Ancient Rome: What You Should See

Archaeology buffs are spoiled for choice when it comes to exploring ancient ruins in Rome and below is some information about two of Rome’s most famous highlights that are not to be missed on a visit to the Eternal City.

Great Colosseum, Rome, Italy

The Colosseum

Much of the success of the ancient Romans was due to their ingenious architecture. The Romans were the first to utilise construction as a method of managing infrastructure, urban administration and communication, and they did so by developing materials and techniques that meant they could create solid structures on a massive scale. These structures have gone on to stand the test of time and today, thousands of years after they were first erected, enormous ruins dominate the centre of modern Rome.

Surely the most thrilling of these ruins is the Colosseum, the magnificent gladiatorial arena with a brutal history, that was first inaugurated in 80 AD. The 50,000-seat amphitheatre was built above an underground complex where gladiators and wild animals were caged before being publicly pitted against each other to entertain bloodthirsty spectators.

When the Roman Empire fell in the 5thcentury, the Colosseum was abandoned but it has evolved over time into becoming known as the world’s most famous sport arena and Rome’s top tourist attraction. A section of the seats and floor has been recreated to give a sense of how it appeared to those fierce spectator’s centuries ago, and visitors now have access to the gladiatorial warren to see where the unfortunate souls were held before being thrust into the arena to fight for their lives.

The Forum

The impressive sprawling ruins of the Roman Forum give a remarkable insight into the evolution of the Roman Empire. Originally an Etruscan burial ground in 7thcentury BC, the site progressed and became the social, commercial and political hub of the Empire, resplendent with basilicas, temples and vibrant public spaces.

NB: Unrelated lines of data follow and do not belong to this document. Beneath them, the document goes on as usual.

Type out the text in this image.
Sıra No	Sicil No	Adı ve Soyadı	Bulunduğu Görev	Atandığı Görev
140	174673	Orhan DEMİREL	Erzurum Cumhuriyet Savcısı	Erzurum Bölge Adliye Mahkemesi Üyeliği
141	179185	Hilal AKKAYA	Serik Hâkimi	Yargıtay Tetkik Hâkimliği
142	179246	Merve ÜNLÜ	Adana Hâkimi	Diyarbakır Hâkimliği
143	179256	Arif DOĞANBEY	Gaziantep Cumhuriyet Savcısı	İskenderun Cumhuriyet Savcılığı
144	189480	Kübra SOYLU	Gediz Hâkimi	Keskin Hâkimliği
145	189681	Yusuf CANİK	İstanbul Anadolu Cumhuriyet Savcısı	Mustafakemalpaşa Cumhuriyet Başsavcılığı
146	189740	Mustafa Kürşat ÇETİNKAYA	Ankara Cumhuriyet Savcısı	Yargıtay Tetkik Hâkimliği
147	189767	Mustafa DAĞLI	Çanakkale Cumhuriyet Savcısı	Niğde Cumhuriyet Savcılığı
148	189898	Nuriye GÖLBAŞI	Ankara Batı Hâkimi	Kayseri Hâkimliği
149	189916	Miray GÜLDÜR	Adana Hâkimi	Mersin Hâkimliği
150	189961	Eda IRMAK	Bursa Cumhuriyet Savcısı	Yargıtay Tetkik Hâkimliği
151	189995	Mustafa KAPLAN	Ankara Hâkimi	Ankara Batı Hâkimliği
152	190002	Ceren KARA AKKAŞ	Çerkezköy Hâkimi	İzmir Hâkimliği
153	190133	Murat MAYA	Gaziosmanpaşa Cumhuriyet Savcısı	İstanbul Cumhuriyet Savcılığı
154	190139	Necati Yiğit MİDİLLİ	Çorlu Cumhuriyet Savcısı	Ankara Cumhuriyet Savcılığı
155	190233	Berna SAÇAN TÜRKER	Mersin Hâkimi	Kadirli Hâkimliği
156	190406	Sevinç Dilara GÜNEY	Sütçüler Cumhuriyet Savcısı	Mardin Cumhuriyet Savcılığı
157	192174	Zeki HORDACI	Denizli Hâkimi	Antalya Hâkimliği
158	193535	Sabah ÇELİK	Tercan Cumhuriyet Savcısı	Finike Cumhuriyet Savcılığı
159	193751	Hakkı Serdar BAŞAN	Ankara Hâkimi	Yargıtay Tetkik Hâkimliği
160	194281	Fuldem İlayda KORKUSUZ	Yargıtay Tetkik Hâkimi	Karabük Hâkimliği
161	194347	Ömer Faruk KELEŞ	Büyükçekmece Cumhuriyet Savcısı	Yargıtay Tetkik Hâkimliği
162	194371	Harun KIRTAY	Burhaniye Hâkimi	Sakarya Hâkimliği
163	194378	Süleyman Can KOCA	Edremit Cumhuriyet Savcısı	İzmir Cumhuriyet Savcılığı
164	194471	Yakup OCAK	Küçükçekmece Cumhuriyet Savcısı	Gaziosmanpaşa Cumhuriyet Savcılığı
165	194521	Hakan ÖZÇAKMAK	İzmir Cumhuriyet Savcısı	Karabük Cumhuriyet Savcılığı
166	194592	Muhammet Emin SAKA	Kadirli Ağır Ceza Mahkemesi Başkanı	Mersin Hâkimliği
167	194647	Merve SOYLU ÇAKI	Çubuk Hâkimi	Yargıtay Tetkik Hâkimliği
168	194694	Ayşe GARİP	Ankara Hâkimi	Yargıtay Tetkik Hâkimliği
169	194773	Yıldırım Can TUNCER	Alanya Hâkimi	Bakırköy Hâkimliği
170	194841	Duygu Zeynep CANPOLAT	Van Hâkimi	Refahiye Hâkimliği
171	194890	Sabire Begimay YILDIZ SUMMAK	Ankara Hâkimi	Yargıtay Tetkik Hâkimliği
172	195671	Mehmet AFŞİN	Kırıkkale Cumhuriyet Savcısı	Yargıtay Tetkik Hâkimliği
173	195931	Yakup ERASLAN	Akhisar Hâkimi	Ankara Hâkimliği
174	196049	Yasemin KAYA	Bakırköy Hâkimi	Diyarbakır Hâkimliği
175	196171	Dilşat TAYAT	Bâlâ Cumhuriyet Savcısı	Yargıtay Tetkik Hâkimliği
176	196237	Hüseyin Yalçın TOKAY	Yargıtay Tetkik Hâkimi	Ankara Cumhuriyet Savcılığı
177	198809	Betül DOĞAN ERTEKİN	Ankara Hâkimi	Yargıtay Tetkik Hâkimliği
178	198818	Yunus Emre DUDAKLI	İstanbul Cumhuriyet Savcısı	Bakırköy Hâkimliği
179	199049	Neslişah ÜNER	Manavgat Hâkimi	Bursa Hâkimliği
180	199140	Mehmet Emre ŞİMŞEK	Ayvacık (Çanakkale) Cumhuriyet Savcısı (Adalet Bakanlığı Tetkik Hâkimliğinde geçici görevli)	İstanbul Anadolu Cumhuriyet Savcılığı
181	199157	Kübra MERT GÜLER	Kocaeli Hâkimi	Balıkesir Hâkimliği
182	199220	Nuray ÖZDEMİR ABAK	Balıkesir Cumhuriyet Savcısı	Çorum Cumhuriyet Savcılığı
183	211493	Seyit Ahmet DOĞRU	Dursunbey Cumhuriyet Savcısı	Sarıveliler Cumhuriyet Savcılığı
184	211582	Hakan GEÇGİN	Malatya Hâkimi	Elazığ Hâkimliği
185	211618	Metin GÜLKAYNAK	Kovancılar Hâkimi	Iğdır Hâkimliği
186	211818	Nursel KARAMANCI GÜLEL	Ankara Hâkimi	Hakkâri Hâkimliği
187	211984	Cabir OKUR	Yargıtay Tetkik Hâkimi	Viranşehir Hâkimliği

Like the Colosseum, the Forum fell into disrepair after the fall of the Empire but excavations began in the 18thand 19thcenturies and are still being carried out today. Recently a light show was launched that allows visitors to go into restricted areas to witness the ruins being spectacularly illuminated and even projecting images of what the Forum looked like in its glorious bustling heyday.

The Roman Empire held court for over a thousand years and at its peak it ruled from the deserts of Egypt to the borders of Scotland. The remains of that empire can be found all over the world but undeniably the most important reminders are located where it all began. So, while in Rome, head to the ruins and stand right at the epicentre of the one-mighty Roman Empire.